Tras el gigantesco incendio que hace dos años devastó la catedral de Notre Dame de París y conmocionó al mundo, el enigma del origen del siniestro sigue sin resolverse.

El 15 de abril de 2019, mientras se encontraba en plenas obras de restauración, la famosa catedral gótica, de más de 850 años de antigüedad y símbolo de Francia, perdió su magnífica aguja, su tejado, su reloj y parte de su bóveda, arrasados por las llamas.

Millones de personas de todo el mundo que siguieron la destrucción de Notre Dame por televisión en directo quedaron impactadas por el impresionante espectáculo de las llamas que consumían parte de la historia de París, mientras los bomberos luchaban por salvar lo que podían.

La catedral es una atracción imprescindible para las decenas de millones de turistas que visitaban París cada año antes de la crisis de Covid-19. Un interés mundial ligado también a la fama de Víctor Hugo y su novela Nuestra Señora de París, en la que el personaje principal es el jorobado Quasimodo.

“Hubo un efecto similar al 11 de septiembre. Ver el fuego en directo, transmitido por canales de todo el mundo. Desde Brasil hasta Asia, el derrumbe de la aguja fue para las nuevas generaciones lo que el derrumbe de las torres de Nueva York fue para sus padres”, según Stanislas de Laboulaye, embajador encargado de coordinar el aspecto internacional de la reconstrucción.

La fase de consolidación de Notre-Dame se completará este verano, una condición necesaria para lanzar su reconstrucción. Pero las obras durarán varios años.

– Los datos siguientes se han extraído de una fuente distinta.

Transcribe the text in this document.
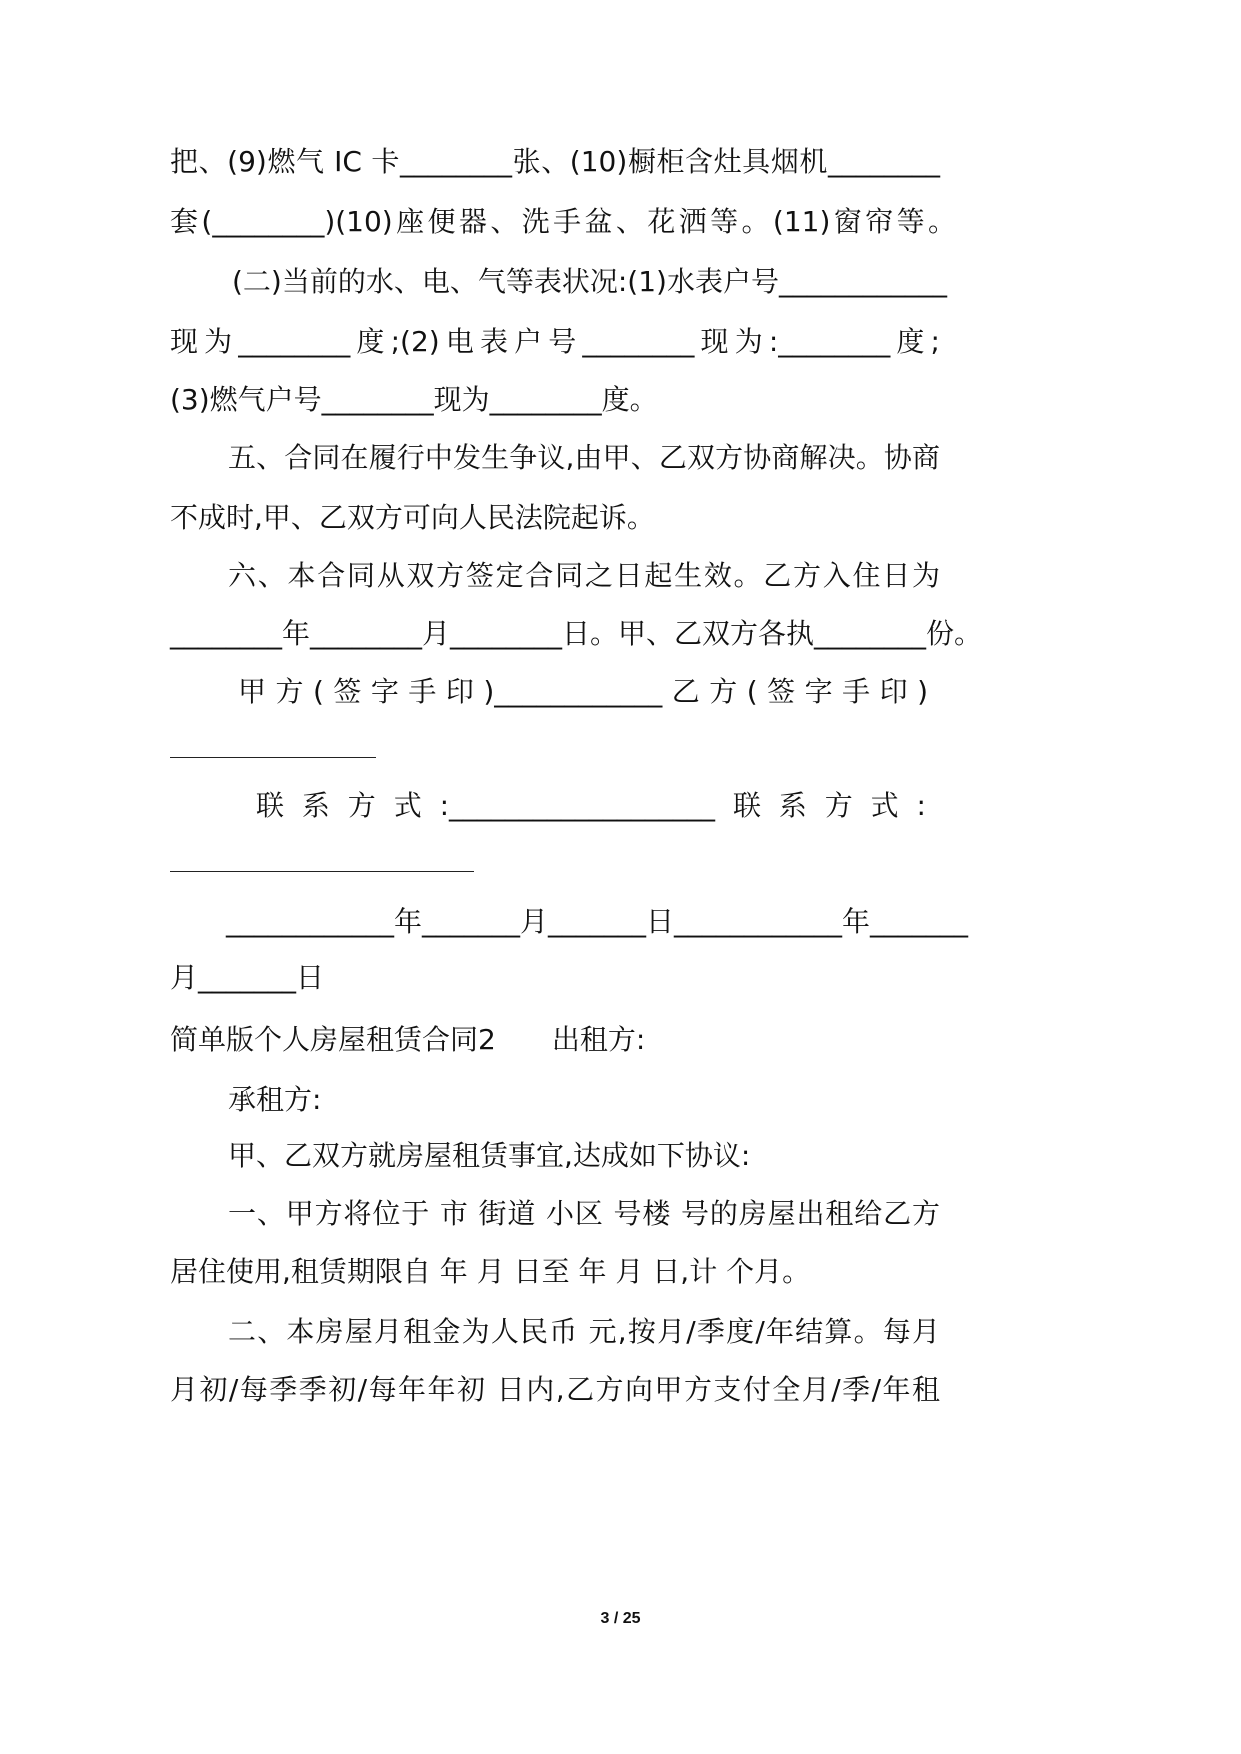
把、(9)燃气 IC 卡________张、(10)橱柜含灶具烟机________

套(________)(10)座便器、洗手盆、花洒等。(11)窗帘等。

(二)当前的水、电、气等表状况:(1)水表户号____________

现为________度;(2)电表户号________现为:________度;

(3)燃气户号________现为________度。

五、合同在履行中发生争议,由甲、乙双方协商解决。协商

不成时,甲、乙双方可向人民法院起诉。

六、本合同从双方签定合同之日起生效。乙方入住日为

________年________月________日。甲、乙双方各执________份。

甲方(签字手印)____________乙方(签字手印)

联系方式:___________________联系方式:

____________年_______月_______日____________年_______

月_______日

简单版个人房屋租赁合同2　　出租方:

承租方:

甲、乙双方就房屋租赁事宜,达成如下协议:

一、甲方将位于 市 街道 小区 号楼 号的房屋出租给乙方

居住使用,租赁期限自 年 月 日至 年 月 日,计 个月。

二、本房屋月租金为人民币 元,按月/季度/年结算。每月

月初/每季季初/每年年初 日内,乙方向甲方支付全月/季/年租

3 / 25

Se ha lanzado una licitación para su reconstrucción y los arquitectos están trabajando en elaborar un calendario preciso de las obras que arrancarán en el invierno de 2022.

Ya se han cortado miles de robles en Francia, que se están secando, para reconstruir la aguja, su cubierta y el crucero. Y en el interior de la catedral hay un bosque de andamios, redes y lonas donde se afanan carpinteros y técnicos.